National Geographic explorer and ray expert Andrea Marshall is not a shark.
So she took her chances the animal would not swipe at her dove into the turquoise waters with a six-foot-long pole to obtain a small skin sample from a smalleye stingray’s massive underside… without incident. The fish remained calm, and following this success Marshall and her team formulated a plan to attach tags to these rays, something that has never been done before. Overall, they managed to attach tags – mostly acoustic, some also got satellite – to 11 individuals despite there being some close calls. As Marshall told National Geographic, she “discovered the enormous ray can raise its stinger over its back and swing it around, like a scorpion.”
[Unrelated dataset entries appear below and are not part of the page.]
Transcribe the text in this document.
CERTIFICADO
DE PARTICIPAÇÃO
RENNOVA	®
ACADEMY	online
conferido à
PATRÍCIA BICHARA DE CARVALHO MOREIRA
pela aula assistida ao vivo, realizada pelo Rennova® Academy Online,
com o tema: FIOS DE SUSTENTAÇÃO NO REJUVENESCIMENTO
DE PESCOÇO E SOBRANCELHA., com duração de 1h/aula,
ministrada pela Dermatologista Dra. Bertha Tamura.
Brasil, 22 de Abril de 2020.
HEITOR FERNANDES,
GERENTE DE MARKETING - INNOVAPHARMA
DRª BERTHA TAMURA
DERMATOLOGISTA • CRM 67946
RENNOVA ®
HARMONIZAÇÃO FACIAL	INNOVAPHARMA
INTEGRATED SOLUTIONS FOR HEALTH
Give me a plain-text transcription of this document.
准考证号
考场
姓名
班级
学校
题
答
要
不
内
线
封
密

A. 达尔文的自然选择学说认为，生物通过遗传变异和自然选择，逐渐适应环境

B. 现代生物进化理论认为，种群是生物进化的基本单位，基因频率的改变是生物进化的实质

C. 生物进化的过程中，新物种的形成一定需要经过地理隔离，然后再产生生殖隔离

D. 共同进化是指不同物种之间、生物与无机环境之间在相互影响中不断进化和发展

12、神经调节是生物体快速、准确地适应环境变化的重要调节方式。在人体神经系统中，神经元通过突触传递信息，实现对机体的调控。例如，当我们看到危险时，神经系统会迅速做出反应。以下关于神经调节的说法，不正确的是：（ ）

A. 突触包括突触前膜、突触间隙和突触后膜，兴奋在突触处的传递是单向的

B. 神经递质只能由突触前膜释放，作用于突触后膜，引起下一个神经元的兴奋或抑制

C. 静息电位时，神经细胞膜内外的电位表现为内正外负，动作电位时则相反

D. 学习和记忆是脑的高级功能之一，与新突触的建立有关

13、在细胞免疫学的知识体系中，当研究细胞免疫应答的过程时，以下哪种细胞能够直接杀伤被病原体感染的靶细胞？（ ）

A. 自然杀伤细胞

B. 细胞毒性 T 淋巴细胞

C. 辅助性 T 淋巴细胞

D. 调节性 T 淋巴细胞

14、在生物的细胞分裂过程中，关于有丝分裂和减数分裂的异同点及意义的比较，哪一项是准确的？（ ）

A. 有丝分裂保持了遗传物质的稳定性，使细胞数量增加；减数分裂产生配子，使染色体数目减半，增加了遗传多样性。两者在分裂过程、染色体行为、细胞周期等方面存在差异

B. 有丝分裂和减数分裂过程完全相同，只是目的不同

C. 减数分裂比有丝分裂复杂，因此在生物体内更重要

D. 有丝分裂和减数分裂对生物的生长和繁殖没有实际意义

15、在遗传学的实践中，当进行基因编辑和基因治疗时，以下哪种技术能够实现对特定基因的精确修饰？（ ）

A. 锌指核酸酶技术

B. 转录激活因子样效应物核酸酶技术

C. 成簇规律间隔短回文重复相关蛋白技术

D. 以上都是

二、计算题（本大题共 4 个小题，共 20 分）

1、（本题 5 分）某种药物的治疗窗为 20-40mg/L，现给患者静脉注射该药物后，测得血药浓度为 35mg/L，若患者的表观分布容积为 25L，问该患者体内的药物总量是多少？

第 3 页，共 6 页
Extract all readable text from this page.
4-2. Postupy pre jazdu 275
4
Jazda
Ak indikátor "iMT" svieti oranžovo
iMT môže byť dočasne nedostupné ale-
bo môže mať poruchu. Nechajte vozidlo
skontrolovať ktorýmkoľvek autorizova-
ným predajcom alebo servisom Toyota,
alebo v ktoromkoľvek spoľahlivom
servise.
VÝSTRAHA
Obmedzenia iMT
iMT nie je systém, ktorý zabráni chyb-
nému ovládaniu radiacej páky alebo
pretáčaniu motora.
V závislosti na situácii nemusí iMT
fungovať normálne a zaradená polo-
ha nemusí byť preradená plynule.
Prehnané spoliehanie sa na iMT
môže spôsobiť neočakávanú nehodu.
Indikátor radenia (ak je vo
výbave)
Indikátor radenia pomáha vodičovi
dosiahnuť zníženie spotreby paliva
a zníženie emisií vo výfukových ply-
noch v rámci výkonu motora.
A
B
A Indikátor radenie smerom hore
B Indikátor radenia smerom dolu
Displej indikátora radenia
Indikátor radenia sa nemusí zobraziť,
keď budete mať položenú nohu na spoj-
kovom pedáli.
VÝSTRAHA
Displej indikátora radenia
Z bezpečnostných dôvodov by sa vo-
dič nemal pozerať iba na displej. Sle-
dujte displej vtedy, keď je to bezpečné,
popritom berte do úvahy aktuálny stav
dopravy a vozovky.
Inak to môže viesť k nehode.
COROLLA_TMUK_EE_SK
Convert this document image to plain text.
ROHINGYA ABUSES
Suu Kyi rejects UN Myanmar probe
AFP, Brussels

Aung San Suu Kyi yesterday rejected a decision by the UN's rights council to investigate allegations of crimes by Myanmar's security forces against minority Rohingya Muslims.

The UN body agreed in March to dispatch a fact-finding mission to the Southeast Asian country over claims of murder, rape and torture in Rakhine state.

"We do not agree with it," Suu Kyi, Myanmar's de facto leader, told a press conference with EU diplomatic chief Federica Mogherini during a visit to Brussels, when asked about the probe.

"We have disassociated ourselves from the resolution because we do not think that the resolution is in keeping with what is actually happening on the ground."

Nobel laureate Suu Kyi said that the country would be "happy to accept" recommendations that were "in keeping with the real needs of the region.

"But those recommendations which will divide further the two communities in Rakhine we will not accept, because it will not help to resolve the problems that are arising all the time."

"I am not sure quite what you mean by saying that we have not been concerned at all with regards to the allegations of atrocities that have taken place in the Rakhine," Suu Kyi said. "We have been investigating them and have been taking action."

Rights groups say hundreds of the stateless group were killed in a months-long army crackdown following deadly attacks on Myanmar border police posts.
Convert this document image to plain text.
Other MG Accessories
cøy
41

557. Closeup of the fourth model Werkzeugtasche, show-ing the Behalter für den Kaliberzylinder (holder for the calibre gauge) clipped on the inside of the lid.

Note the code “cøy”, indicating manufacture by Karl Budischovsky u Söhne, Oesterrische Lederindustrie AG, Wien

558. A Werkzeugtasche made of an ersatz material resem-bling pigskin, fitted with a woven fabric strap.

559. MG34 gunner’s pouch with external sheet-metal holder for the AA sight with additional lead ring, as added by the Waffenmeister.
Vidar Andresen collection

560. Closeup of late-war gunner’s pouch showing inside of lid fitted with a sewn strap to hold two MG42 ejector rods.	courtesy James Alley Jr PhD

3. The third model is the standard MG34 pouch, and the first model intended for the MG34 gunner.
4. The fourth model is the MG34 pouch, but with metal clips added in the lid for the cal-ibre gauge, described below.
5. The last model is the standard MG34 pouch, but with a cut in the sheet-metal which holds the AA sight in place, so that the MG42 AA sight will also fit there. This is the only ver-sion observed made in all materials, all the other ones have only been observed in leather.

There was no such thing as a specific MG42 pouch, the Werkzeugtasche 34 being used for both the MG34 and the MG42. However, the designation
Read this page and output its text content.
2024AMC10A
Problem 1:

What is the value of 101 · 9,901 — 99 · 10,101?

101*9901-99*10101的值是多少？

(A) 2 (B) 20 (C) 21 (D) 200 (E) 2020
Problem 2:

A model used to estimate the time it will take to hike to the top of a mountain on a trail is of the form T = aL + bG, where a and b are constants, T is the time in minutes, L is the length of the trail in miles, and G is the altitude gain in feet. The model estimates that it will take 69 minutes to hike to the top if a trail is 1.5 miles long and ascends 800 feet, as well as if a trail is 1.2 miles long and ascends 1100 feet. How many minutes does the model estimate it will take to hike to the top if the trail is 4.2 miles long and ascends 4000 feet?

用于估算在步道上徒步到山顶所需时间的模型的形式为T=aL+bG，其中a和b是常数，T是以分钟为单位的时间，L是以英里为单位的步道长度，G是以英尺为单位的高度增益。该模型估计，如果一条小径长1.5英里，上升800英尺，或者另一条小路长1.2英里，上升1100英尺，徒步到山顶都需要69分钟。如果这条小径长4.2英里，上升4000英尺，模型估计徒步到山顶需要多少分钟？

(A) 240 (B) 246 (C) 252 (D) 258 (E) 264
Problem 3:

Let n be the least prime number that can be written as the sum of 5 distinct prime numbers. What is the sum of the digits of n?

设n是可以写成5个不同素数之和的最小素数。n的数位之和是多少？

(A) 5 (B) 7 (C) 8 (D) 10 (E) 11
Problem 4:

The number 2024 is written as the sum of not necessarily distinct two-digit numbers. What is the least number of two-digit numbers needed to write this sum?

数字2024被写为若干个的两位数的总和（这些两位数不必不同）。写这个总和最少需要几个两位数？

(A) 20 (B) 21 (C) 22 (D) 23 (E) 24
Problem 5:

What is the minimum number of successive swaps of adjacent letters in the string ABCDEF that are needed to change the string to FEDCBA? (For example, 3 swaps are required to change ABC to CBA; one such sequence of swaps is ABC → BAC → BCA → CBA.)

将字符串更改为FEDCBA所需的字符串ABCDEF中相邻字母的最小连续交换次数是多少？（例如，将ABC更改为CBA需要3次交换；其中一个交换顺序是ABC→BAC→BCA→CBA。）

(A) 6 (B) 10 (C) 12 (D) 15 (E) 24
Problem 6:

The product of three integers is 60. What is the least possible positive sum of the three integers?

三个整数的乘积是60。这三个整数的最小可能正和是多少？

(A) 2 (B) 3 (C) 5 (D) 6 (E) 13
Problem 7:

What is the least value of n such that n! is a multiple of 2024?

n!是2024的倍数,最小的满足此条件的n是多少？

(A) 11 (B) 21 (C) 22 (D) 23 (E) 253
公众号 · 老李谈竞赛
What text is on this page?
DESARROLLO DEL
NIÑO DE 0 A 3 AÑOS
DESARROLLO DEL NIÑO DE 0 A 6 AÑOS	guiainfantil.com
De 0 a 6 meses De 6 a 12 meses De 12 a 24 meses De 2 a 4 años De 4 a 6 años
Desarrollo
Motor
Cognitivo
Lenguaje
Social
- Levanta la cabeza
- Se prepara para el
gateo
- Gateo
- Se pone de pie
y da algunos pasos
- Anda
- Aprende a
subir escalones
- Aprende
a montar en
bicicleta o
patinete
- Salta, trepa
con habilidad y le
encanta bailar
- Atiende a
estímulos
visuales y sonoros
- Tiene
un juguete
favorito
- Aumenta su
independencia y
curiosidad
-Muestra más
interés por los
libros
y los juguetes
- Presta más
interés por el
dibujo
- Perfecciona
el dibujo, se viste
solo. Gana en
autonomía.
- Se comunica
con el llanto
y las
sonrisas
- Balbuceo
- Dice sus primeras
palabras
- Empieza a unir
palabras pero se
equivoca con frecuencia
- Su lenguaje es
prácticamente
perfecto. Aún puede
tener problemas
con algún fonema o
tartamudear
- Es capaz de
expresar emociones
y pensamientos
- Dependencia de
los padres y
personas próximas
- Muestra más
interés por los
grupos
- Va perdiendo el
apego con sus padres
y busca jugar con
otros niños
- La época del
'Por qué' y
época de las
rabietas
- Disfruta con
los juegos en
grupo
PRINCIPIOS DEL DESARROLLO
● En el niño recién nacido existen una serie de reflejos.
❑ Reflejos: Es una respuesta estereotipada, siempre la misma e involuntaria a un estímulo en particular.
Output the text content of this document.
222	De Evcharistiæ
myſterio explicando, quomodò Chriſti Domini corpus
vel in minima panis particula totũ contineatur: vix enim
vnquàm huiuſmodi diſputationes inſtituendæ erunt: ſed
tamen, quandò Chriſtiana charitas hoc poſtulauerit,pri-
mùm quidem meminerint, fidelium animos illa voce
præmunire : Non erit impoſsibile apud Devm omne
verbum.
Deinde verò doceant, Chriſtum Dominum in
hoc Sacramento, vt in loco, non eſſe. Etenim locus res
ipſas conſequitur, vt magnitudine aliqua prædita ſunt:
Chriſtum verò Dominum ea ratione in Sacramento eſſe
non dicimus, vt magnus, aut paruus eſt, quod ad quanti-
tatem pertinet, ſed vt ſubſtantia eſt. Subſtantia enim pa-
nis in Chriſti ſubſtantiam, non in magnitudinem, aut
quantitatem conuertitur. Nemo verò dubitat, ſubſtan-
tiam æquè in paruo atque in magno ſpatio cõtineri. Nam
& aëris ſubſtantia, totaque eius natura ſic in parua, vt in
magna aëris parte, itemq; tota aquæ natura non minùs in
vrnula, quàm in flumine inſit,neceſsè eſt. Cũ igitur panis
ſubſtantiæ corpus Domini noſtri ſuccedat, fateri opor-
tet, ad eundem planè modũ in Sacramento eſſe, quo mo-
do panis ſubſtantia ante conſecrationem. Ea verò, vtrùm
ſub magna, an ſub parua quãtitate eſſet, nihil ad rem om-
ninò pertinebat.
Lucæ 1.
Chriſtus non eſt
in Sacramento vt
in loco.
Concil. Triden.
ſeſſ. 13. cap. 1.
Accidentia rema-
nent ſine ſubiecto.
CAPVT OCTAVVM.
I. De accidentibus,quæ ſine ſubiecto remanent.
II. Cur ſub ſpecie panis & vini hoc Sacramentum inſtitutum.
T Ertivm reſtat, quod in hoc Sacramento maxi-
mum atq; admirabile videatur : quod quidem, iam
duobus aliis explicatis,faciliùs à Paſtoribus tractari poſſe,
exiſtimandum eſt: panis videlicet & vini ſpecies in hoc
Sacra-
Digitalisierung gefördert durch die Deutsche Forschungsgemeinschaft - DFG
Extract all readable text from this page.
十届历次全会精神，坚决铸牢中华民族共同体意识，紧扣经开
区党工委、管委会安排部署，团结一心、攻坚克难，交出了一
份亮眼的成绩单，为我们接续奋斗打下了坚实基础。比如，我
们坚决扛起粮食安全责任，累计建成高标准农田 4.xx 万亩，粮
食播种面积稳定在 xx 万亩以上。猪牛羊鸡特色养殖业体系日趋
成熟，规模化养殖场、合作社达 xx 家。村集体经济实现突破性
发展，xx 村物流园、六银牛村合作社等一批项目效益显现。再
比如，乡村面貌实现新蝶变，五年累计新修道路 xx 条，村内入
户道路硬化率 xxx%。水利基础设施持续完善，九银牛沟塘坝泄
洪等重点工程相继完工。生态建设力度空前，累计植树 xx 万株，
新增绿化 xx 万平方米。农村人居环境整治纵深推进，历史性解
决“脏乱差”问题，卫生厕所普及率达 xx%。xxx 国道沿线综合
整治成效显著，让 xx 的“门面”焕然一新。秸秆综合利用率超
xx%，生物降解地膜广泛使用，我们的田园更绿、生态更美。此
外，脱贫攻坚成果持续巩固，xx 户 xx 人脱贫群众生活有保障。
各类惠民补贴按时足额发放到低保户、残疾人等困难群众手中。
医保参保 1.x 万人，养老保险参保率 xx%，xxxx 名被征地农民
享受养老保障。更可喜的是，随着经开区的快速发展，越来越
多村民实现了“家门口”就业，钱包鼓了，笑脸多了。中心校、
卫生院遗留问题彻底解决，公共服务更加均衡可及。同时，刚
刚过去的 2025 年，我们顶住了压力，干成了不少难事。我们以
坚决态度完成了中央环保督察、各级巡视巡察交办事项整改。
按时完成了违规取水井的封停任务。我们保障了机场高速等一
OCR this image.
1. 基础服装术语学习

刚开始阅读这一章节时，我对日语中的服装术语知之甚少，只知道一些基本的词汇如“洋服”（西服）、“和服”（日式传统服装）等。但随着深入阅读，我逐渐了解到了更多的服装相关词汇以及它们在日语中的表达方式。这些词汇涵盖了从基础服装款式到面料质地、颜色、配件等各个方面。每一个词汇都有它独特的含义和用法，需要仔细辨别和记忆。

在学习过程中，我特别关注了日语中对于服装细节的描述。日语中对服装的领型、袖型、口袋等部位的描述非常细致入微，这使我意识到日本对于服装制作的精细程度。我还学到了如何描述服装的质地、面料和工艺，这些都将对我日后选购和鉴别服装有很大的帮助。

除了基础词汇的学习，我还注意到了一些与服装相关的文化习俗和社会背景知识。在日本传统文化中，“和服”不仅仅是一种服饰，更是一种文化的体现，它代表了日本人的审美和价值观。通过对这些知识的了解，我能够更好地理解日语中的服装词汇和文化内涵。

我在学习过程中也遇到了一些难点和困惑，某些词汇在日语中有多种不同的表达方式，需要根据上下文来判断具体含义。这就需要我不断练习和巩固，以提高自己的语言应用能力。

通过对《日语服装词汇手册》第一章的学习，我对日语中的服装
Data so far indicate that this animal is very impressive, able to dive over 650 feet deep and swim hundreds of miles per day. According to the study, one of the individuals spent two thirds of his or her time below a hundred feet. Since vision isn’t as crucial in the dark depths, it may explain their “ridiculously small eyes” and poor eyesight. This data also helps bolster personal observations made by divers and even Marshall herself, such as one ray burying itself in the sand after being tagged. “We’re racing against the clock,” she says, “to learn more and get more attention for this incredible species that most people aren’t even aware of.”
We are now on the verge of unraveling a lot of mysteries around these animals. The questions these tags will answer are yet to be determined… but it sure is fun to wait until then.